We know grief.  I know grief.  Grief has many names for me, but this, this was beyond reckoning.  I was totally consumed by helplessness that the process takes one to.  I simply could not stay present as it consumed us.  It was like being in a horrible scene within a snowglobe and some great hand was violently shaking it and us within it were tossed into a storm that had no real ending but has become a slowing until the inner bubble stops and the world is no longer the same.  Inner life is never the same.  Body, mind, heart and soul is never the same nor can it be.  I have spent these years within a shell and my inner self is disconnected and confused most times.  My inner life and outer life are not congruent.  I am walking the walk but my inner self is sloshing around inside with no connection to present reality.  I, after all these years, these long lonely years, realize that I will never feel at home anywhere again.

Grief is different for everyone and each losing is different for a person.  The process of grief is not linear.  It isn’t a slow linear healing.  It is an adjusting to a new foreign land.  It leaves you fragmented.  I can become stricken by grief at any moment, when something triggers a memory which takes me back to that breath-taking loss of those five weeks.  It can become almost crippling.  I am a cripple.  I may always be so as I try to put one step in front of the other.  I realize I am simply putting in time.

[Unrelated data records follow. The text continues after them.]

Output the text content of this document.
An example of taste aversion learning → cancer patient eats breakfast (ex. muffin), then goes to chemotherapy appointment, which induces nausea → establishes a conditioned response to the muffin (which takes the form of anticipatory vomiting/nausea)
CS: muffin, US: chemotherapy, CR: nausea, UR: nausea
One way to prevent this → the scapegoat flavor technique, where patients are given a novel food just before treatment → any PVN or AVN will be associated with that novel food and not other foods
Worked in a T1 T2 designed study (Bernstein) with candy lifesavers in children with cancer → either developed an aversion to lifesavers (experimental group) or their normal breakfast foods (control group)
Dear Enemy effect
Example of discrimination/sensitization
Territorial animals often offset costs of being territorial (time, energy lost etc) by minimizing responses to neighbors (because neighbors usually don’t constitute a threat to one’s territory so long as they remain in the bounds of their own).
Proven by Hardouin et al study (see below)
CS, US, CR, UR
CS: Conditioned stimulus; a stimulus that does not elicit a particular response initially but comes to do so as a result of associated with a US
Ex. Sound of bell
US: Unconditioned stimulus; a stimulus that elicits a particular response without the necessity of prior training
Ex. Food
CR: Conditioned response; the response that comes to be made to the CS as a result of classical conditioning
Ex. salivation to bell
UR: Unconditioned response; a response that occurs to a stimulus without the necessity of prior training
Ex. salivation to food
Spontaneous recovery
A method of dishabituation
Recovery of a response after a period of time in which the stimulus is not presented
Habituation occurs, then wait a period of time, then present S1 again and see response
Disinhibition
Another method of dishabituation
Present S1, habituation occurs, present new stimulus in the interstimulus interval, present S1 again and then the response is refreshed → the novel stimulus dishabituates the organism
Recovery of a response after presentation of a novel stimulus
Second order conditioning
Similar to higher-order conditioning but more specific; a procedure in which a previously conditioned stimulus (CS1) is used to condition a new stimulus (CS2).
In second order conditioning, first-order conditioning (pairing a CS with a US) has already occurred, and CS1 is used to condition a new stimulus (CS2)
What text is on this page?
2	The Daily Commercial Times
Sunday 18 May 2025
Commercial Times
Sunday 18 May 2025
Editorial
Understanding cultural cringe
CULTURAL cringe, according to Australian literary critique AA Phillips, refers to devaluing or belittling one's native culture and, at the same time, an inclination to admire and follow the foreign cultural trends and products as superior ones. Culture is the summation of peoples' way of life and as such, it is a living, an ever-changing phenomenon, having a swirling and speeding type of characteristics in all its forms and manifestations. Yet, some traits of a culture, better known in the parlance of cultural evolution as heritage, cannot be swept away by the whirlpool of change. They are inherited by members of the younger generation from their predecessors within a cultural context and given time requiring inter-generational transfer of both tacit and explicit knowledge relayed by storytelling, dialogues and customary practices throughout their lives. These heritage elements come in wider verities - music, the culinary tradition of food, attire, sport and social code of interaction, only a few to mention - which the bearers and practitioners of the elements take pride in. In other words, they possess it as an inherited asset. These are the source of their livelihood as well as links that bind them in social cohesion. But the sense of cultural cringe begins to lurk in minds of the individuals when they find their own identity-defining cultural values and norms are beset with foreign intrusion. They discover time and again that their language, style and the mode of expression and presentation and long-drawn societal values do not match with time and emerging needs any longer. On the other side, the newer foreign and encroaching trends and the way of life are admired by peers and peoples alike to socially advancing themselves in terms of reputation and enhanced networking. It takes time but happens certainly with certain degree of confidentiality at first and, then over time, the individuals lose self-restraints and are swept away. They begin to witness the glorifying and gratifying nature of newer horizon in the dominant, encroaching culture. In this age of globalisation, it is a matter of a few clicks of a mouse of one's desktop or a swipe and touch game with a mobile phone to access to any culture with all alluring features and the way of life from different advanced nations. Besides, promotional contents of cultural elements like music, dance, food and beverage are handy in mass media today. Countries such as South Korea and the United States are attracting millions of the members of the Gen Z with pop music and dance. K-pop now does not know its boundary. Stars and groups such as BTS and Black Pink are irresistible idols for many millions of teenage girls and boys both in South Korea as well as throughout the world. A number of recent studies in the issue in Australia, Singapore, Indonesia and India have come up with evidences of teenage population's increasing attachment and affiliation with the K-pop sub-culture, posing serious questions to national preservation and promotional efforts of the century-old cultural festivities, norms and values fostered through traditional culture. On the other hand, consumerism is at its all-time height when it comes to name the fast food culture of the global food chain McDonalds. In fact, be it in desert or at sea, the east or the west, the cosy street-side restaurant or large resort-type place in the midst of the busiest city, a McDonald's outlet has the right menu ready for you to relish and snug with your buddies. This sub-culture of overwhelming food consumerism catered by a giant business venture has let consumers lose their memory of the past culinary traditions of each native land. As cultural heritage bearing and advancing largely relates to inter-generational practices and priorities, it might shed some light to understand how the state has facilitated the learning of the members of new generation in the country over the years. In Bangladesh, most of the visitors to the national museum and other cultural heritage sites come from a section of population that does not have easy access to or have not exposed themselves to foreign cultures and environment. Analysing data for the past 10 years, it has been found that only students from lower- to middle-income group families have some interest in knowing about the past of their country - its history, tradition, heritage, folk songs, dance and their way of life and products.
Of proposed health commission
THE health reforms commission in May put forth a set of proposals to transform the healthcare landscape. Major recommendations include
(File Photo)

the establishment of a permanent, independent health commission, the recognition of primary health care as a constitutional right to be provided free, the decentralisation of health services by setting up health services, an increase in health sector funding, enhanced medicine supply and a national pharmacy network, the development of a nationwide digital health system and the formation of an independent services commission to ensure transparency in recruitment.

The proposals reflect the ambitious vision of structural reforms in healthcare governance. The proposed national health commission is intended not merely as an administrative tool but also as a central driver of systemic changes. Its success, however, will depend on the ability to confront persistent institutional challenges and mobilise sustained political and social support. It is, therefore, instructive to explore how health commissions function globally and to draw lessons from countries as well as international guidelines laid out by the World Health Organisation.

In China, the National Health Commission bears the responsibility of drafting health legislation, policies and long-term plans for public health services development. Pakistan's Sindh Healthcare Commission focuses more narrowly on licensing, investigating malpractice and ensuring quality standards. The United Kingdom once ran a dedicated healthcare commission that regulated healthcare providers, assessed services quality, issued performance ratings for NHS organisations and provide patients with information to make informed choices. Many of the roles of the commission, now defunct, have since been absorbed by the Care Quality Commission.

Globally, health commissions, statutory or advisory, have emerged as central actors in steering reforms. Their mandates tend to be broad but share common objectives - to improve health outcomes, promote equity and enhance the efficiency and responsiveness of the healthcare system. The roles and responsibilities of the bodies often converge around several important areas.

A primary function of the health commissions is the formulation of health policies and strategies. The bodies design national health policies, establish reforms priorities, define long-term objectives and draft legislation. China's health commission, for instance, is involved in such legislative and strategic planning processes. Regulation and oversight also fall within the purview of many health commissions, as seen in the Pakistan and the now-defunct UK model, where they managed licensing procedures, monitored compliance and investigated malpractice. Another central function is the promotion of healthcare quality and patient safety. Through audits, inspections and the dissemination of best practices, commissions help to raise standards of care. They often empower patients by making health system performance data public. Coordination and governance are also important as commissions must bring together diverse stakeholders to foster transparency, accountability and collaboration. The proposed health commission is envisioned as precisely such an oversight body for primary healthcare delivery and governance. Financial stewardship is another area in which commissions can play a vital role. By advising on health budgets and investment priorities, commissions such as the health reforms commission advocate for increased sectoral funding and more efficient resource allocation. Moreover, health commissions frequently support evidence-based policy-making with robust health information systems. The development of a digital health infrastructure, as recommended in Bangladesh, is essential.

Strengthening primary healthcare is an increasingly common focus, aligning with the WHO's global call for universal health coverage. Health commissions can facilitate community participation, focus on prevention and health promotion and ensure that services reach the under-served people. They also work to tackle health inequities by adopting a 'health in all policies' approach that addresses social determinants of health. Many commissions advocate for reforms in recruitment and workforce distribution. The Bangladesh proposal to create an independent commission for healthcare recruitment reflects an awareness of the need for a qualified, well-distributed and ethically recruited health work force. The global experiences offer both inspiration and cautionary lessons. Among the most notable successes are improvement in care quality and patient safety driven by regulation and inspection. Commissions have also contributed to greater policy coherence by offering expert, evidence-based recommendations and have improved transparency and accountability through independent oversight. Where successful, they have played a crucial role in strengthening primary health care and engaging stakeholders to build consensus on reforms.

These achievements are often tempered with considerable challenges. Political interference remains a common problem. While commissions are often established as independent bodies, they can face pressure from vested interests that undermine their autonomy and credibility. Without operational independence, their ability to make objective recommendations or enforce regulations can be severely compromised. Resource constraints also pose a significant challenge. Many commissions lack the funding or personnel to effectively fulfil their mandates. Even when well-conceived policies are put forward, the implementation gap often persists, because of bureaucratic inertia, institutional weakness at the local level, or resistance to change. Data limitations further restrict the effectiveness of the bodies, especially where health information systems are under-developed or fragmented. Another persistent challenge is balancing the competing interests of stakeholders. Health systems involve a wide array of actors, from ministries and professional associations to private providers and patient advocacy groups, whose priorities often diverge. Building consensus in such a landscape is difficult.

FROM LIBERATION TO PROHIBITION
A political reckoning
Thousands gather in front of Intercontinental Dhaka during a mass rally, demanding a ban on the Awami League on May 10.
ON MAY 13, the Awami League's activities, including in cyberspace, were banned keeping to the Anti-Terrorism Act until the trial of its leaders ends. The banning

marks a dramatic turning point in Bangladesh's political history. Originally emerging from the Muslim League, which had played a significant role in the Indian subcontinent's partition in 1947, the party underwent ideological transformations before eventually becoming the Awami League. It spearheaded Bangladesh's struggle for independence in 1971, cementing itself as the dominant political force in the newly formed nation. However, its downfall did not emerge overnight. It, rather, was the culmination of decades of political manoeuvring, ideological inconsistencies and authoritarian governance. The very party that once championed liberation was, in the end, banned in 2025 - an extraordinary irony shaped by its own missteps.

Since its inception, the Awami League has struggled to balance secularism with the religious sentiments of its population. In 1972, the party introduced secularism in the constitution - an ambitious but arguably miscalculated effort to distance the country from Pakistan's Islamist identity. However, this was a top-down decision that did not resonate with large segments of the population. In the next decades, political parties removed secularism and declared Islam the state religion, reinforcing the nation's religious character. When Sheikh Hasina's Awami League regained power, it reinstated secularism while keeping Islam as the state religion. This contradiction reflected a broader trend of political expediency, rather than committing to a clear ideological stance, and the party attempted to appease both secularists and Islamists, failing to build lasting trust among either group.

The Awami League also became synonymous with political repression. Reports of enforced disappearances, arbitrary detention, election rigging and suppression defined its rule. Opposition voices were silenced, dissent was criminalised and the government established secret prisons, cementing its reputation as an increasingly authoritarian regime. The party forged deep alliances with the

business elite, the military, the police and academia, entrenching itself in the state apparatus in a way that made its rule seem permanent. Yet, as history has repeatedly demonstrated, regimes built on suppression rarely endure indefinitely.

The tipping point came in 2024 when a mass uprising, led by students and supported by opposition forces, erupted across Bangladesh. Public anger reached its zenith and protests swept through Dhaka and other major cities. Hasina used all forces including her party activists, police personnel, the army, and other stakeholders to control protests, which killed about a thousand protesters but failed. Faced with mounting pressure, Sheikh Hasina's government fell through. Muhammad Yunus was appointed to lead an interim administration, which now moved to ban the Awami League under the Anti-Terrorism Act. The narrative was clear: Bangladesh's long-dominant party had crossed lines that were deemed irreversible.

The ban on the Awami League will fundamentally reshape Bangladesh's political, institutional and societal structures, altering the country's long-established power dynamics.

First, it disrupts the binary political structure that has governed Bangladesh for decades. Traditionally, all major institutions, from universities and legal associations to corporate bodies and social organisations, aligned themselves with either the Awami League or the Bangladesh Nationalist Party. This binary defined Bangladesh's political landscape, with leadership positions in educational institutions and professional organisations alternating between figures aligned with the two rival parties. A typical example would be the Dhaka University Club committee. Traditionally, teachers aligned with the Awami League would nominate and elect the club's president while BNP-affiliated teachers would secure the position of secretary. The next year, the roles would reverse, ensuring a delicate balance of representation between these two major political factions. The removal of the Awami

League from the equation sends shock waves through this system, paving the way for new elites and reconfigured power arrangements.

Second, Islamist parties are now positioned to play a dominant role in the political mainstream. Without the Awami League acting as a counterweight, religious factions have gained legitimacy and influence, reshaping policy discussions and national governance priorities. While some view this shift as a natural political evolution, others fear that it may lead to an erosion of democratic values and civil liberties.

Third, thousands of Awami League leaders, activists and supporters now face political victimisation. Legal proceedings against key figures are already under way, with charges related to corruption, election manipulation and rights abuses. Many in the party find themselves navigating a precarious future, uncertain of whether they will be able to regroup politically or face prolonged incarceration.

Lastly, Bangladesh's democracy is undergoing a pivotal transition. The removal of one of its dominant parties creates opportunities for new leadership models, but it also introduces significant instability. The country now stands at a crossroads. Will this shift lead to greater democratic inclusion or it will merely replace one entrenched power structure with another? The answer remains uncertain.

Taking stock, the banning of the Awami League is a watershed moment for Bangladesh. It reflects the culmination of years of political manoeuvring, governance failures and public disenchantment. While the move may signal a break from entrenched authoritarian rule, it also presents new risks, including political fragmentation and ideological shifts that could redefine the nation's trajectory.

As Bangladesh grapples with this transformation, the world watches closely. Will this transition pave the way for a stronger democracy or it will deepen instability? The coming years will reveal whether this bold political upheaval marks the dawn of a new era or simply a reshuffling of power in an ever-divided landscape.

There is an emotional revolution taking place, and evolution, but it always comes back to the stark reality of loss and never ever being able to bring back any sense of who I was before. 

I am realizing that a grieving one tends to continue processing; questions with no answers; discomfort at how broken we can be; what to do when one is overwhelmed with a wave that comes crashing in’ allowing oneself to feel the rawness no matter how painful.  I have learned how isolating grief is and should be.  No one can judge nor understand an individual’s depth of grief nor how they grieve.  I cannot apologize enough for how broken I was and how that brokenness shows through betimes.  No one can really comfort one in grief but being around one’s family during or as soon as possible is a true requirement.  I do not trust easily.  I need to be around my family as it is the only thing that comforts me.  The three weeks with them at the beginning of August and seeing and feeling the depth of pure love heals one from so many things.  It was the best thing for me, even now, all these years (eons) later, I still need the comfort of them.  I literally sapped ever ounce of love from them that I could manage. 

And so, another year (eternity) without him and his loss in my life is felt every day.  But, there is a sense of calmness in awaiting my turn to be with him and that is a good thing.  I am definitely not suicidal, but I do long for the next.  In the meantime, I do those things that comfort me, that help me feel closer to him, that succors me.  I do feel I have distanced from so many and it is my problem not theirs.  I am protective of Self.  I am still fragile in so many ways, but I also honor the strength that got me through those weeks, and now years.  I honor my daughter that gives me comfort at a level she may have no idea of.  I try to stay positive and meet new challenges quickly for I know that time is short and things need to be kept dear or kept away.  This goes for people too.  It is not that I cannot love.  I do.  But, I am also insuring that those who I love deeply, know it, feel it, see it.  I am not distant.  I am merely working on being Present and am tending to fragment things that are not as serious as they might have been.


 

I love.  I have been greatly loved in return.  I honor those who allow me to love them and forgive me my frailties.  I had no idea how wonderful allowing myself to be still, to move apart, to spend time feeling every feeling and making sure every moment is worth being here however whole I might, or might not, be.